Jesus set his face to go to Jerusalem

The kind of stuff I was thinking about 
leading up to Easter 2014

Chapter Nine in Luke has got to be one of the most action-packed chapters you may ever encounter in the Bible. In only sixty-two verses, we see thirteen different dramatic scenes flash before us:

  1. Jesus sends out the twelve Apostles 
  2. Herod is perplexed by news about Jesus — Is he Elijah? 
  3. Jesus feeds the five thousand 
  4. Peter Confesses Jesus as the Christ 
  5. Jesus foretells his death 
  6. Jesus talks about taking up your cross daily to follow him 
  7. The Transfiguration! 
  8. Jesus heals a boy with an unclean spirit after disciples are unable 
  9. Jesus foretells his death again 
  10. Jesus talks about who is the Greatest 
  11. Jesus talks about how anyone not against us is for us 
  12. A Samaritan village rejects Jesus after Jesus sets his face on Jerusalem 
  13. Jesus spells out the cost of following him 

Each of these scenes provides a lot to think about and talk about. I’ve been reflecting on number twelve when Jesus was rejected by the Samaritan village.


Verse 51 says: “When the days drew near for him to be taken up, he set his face to go to Jerusalem. And he sent messengers ahead of him. On their way, they entered a village of the Samaritans to prepare for him;.”


Presumably, to arrange for a short overnight stay?


Verse 53 continues: “but they did not receive him, because his face was set toward Jerusalem.” To the Samaritans, going into Judea could only mean one thing: you were friends with Jerusalem, the Samaritan’s historical religious rivals since before the days of Elijah. No friend of the Jews in Jerusalem could be their friend— i.e., “anyone who is for them is against us.” Sort of the opposite of what Jesus had said to his disciples!


For the disciples, heading to Jerusalem had another purpose —Jesus was going there to become King of the Jews. Naturally, James and John bridled at this Samaritan enmity towards their future king.


There is a kind of irony in all of this: on an earlier occasion, Jesus and his disciples were traveling north, having “abandoned Judea” (Jn.4:3). John will later recount the incident of the Samaritan woman at the well and all the goodwill that resulted from that short stay in Shechem, in Samaria.


Maybe they assumed the Samaritans would receive Jesus enthusiastically on his return south to Judea. Reports about Jesus’ earlier visit had no doubt gone out throughout their country by then.


James and John were indignant, and without considering what Jesus would wish to do, the “Sons of Thunder” wanted lightning — “Fire from heaven”— to teach the Samaritans a lesson.


After all, that is the way Elijah replied to the bullying tactics of Samaria. Did he not say, “If I am a man of God, let fire come down from heaven and consume you and your fifty.” (2 Kings. 1:10-12)

“Lord, show them that you, too, are a man of God” That’s what James and John wanted Jesus to do.
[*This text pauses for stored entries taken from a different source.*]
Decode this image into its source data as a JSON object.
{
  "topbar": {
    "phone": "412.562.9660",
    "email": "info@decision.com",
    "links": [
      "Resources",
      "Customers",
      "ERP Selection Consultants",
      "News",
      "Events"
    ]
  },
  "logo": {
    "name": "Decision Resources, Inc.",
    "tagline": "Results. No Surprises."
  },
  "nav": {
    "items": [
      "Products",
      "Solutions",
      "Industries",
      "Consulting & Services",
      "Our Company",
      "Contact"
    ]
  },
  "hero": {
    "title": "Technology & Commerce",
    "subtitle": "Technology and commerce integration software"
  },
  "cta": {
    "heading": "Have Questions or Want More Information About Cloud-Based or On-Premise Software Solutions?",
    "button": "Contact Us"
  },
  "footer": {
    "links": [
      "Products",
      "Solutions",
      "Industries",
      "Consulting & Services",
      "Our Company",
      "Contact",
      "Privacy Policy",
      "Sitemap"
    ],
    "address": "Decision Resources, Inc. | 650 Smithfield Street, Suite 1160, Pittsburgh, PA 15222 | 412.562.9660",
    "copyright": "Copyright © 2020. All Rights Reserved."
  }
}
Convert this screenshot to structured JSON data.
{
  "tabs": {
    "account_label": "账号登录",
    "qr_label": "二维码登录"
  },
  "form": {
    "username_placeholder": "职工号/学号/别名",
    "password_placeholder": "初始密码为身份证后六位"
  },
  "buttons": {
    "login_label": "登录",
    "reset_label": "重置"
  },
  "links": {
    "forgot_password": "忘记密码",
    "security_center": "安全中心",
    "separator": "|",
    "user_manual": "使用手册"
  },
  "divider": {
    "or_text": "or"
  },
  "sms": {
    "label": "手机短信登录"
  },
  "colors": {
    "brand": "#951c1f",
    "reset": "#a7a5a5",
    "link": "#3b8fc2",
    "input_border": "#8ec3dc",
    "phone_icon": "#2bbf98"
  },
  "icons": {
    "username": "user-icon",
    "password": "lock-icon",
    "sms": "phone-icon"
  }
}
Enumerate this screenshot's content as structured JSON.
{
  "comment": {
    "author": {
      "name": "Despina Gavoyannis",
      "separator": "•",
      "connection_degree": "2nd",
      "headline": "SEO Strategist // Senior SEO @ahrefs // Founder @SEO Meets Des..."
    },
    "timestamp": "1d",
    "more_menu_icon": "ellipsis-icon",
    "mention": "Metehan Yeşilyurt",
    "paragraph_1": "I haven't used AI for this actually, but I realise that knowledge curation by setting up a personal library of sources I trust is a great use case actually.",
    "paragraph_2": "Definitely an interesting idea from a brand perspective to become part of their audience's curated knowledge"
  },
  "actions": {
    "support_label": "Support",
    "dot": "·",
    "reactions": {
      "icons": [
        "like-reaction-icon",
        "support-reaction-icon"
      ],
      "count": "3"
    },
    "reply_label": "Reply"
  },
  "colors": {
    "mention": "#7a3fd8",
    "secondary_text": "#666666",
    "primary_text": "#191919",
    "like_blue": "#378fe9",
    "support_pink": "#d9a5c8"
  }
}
Hadn’t the Transfiguration proved that their Jesus was greater than Elijah?

While the sons of thunder were proposing what course Jesus should take, Jesus had already turned away, metaphorically speaking, and had wiped the dust off his feet. Instead of rebuking the Samaritans, Jesus turned to rebuke James and John.

The NRSV notes that some ancient authorities read:” Jesus rebuked them, and said, “You do not know what spirit you are of, for the Son of Man has not come to destroy the lives of human beings but to save them.”

If he consented to their suggestion and punished these Samaritans with fire from heaven, then the whole of the province of Samaria would have been shut to the Gospel after that, and the Gospel story, as we know it today, would be a very different one.

It was a simple lesson, which the apostles were slow to learn, that once you have used violence or hard words of judgment against anyone, your hope of having any kind of relationship with them may be gone forever.

A few months, or maybe even a couple of years later, the apostle John returned to Samaria with Peter and received an enthusiastic reception. They had come to share the spiritual essence or power with all who had embraced the Gospel of Jesus’ resurrection, as preached by Philip. (Acts 8:14)

Indeed, if fire from heaven had consumed the Samaritans on that earlier occasion, would John’s return to empower the Samaritans have been possible?

Does this help explain why there has been so much suspicion from the LGBTQ+ community towards those in the church who are piously calling fire down from heaven on the gays since 1980, at the start of the AIDS epidemic?

What rebuke might Jesus have for us today when we wish for the destruction of our enemies? Could it be the same as it was for Peter and John?

“You do not know what spirit you are of, for the Son of Man has not come to destroy the lives of human beings but to save them.”